There are many strange bedfellows among the tech company allies. Groups ranging from the conservative Chamber of Commerce to the libertarian ACLU have filed an astonishing 48 briefs urging the court to leave the status quo in place.
But the Biden administration has a narrower position. Columbia law professor Timothy Wu summarizes the administration’s position this way: “It is one thing to be more passively presenting, even organizing information, but when you cross the line into really recommending content, you leave behind the protections of 230.”
Representing certain content together, sorting through the billions of pieces of data for search engines is ok, but showing illegal activity is not.
If the Supreme Court were to adopt that position, it would be very threatening to the economic model of social media companies today. The tech industry doesn’t have an easy way to distinguish between recommendations and aggregation.

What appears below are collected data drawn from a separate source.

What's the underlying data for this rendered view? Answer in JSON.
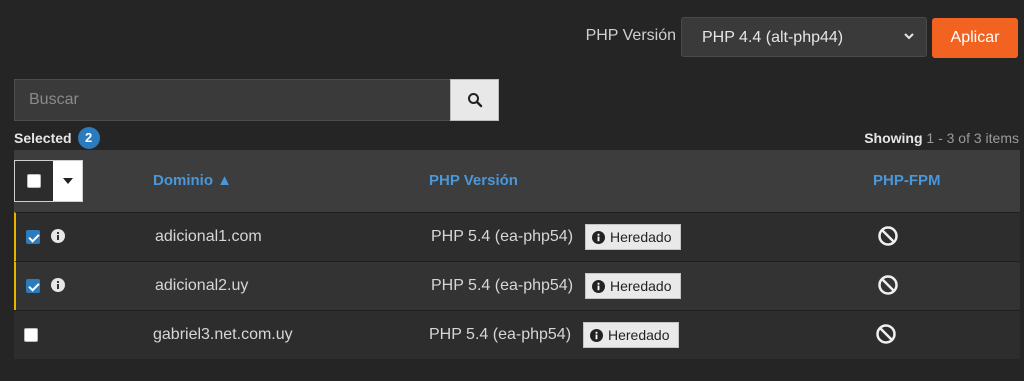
{
  "toolbar": {
    "php_version_label": "PHP Versión",
    "php_version_selected": "PHP 4.4 (alt-php44)",
    "apply_label": "Aplicar"
  },
  "search": {
    "placeholder": "Buscar"
  },
  "selection": {
    "label": "Selected",
    "count": "2"
  },
  "pagination": {
    "showing_label": "Showing",
    "range": "1 - 3 of 3 items"
  },
  "table": {
    "headers": {
      "domain": "Dominio ▲",
      "php_version": "PHP Versión",
      "php_fpm": "PHP-FPM"
    },
    "rows": [
      {
        "domain": "adicional1.com",
        "version": "PHP 5.4 (ea-php54)",
        "badge": "Heredado",
        "checked": true
      },
      {
        "domain": "adicional2.uy",
        "version": "PHP 5.4 (ea-php54)",
        "badge": "Heredado",
        "checked": true
      },
      {
        "domain": "gabriel3.net.com.uy",
        "version": "PHP 5.4 (ea-php54)",
        "badge": "Heredado",
        "checked": false
      }
    ]
  },
  "colors": {
    "accent": "#f26322",
    "link": "#4a97d9",
    "selected_bar": "#e8b400",
    "badge": "#2b7bbd"
  }
}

And it likely would mean that these companies would constantly be defending their conduct in court. But filing suit, and getting over the hurdle of showing enough evidence to justify a trial–those are two different things. The Supreme Court made it much more difficult to jump that hurdle. The second case the court hears this week, on Wednesday, deals with just that problem.
There was laughter on February 21 when Justice Elena Kagan said that the Supreme Court is a court that doesn’t know anything. We are not, like, the nine greatest experts on the internet.”
One prominent example of this supposedly “biased” enforcement is Facebook’s 2018 decision to ban Alex Jones, host of the right-wing Infowars website who later was slapped with $1.5 billion in damages after harassing the families of the victims of a mass shooting.
Editor’s Note: Former Amb. The goal of the Coalition for a safer Web is to develop technologies and policies to expedite the de-platforming of hate and extremists on social media. The views expressed in this commentary are his own. CNN has more opinion on it.
In other words, the platforms are treated as benign providers of digital space and have limited liability exposure to whatever customers decide to upload onto that space. There was a thought that new internet service companies might be in danger of financial ruin because of a lot of lawsuits they would likely face for publishing defamatory content.
Advertisers have to rely on platforms to make sure they remove offensive content or hope for the best, hoping that watchdog groups or community members will flag items that they wouldn’t want their brands to be associated with. Meanwhile, days to months can go by before a platform deletes offensive accounts. In other words, advertisers don’t have absolute confidence in social media companies to not sponsor extremists.